Granted, it may nonetheless be that the information contained in DNA is greater and more extensive than the information that police can learn from these other sorts of searches, when they go beyond the scope of what is permissible in both zones. A decision for King on this ground would essentially assume that the government will violate the legal limits on what can be gleaned from gathered information, and that the Court must therefore place Fourth Amendment limits on the taking of DNA itself, even when DNA is taken for legitimate and constitutionally valid purposes.
If this is the ground for the decision, however, then we are in trouble, because—as Chief Justice Roberts noted—DNA can easily be gathered without having to perform a swab, simply from a cup used by the suspect to drink water (or perhaps from the detainee’s dirty laundry).

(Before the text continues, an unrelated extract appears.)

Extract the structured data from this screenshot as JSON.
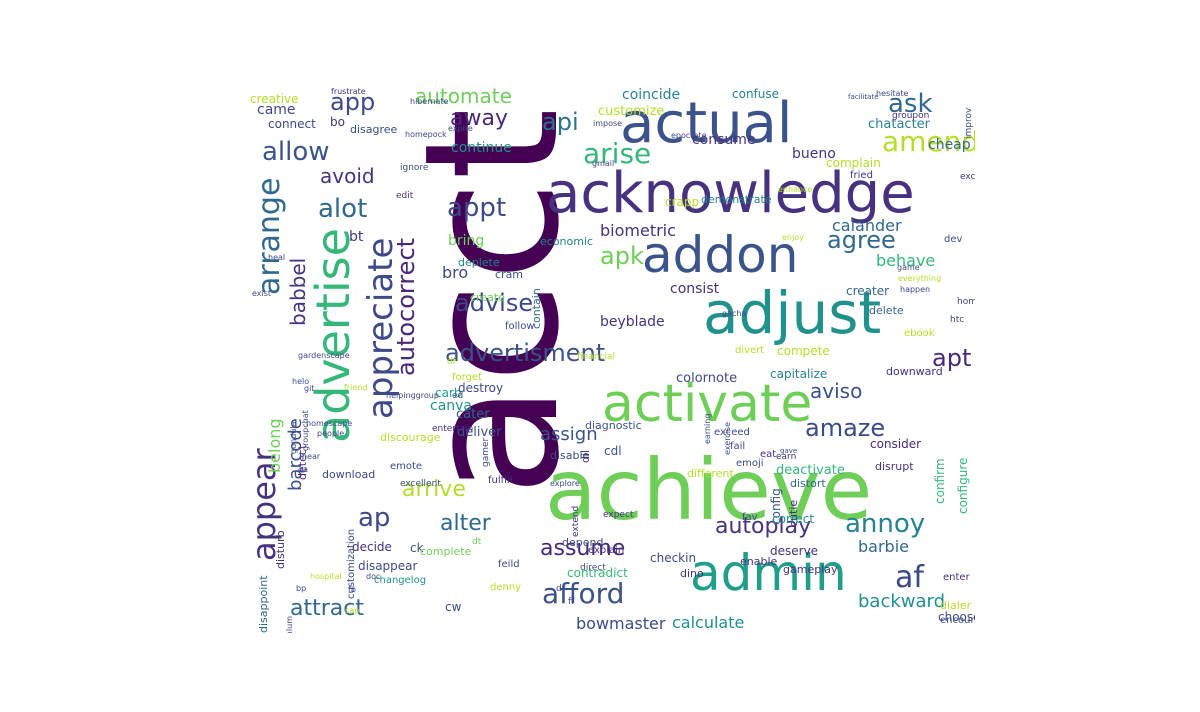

If we truly cannot trust the police to confine the scope of their searches to statutorily- and constitutionally-dictated limits, then the Supreme Court’s decision—as to whether to permit or to prohibit DNA sampling—will thus have little practical impact on the privacy of people who have been arrested. And if Fourth Amendment limits can restrain police from extracting private information from DNA, then there appears to be no good reason to distinguish fingerprinting from DNA sampling, along any of the dimensions that respondent proposes. Accordingly, I would conclude that a government victory represents the right result in King.